He is better known for his literary links with Botswana and Edinburgh.
But now, author Alexander McColl Smith has added Ardnamurchan to his list of places that inspire his work, with farmer Fergus Andrew Mactavish at the centre of his latest tale.
His story was revealed when Mr McColl Smith, one of the country’s most popular writers, visited Fort William yesterday.
The prolific author, who has written more than 100 titles, was in town to open the new Highland Bookshop in the town’s High Street.
Mr McColl Smith was welcomed by Kevin Ramage who co-owns the new store with Angus MacDonald from Roshven.
And he told the packed audience at the opening ceremony that the tale of Mactavish was inspired by the local area.
Mr McColl Smith said: “He was a sheep farmer from Ardgour on the peninsula who fell out with the council. So annoyed was he that he decided to betray his country to the Soviet Union.
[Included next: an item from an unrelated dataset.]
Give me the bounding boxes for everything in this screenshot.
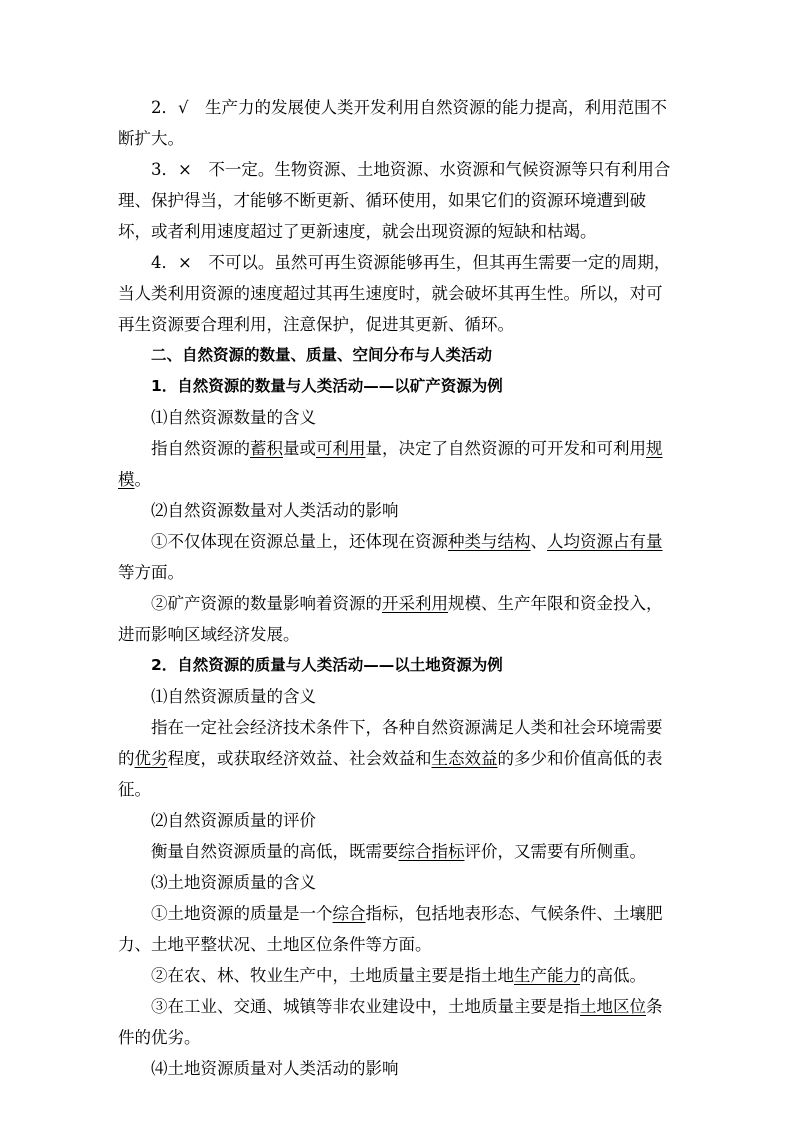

“He told the Russians he could give them vital information about submarine activity and when the Soviet Embassy got in touch, he produced a copy of the Corran Ferry timetable!”
He explained: “Every Christmas I write little leaflets which I publish myself and Mactavish’s story is in one of those.”
The 68 year-old knows the Ardnamurchan peninsula well as he has a house in Morvern which he visits often.
“I’m very fond of this part of the world and come here regularly so I can write in peace and quiet.
“I love sailing and this is one of the best places for it.”
Mr McColl Smith said that his surroundings have inspired a lot of his books.
He was born in Botswana, the setting for his famous novels featuring the No 1 Ladies Detective Agency, owned by Mma Precious Ramotswe.
His episodic novel, 44 Scotland Street, is set in Edinburgh where he also has a home.
“I’ve just completed a book for youngsters called the Tobermory School Ship which sets off from this part of the world on a lot of adventures.
“I write more or less every day and like to get up really early to start work.
“If I’m facing a deadline, I can write between 3,000-4,000 words in a day.”
The busy author spent time in the store signing copies of his book and giving away leaflets of the tale of the local spy.
Mr Ramage said: “I’m delighted that Mr McColl Smith could come and open the shop. It was a bit of a rush to get everything ready in time, but everything has gone very well and I’m delighted that so many people came along.”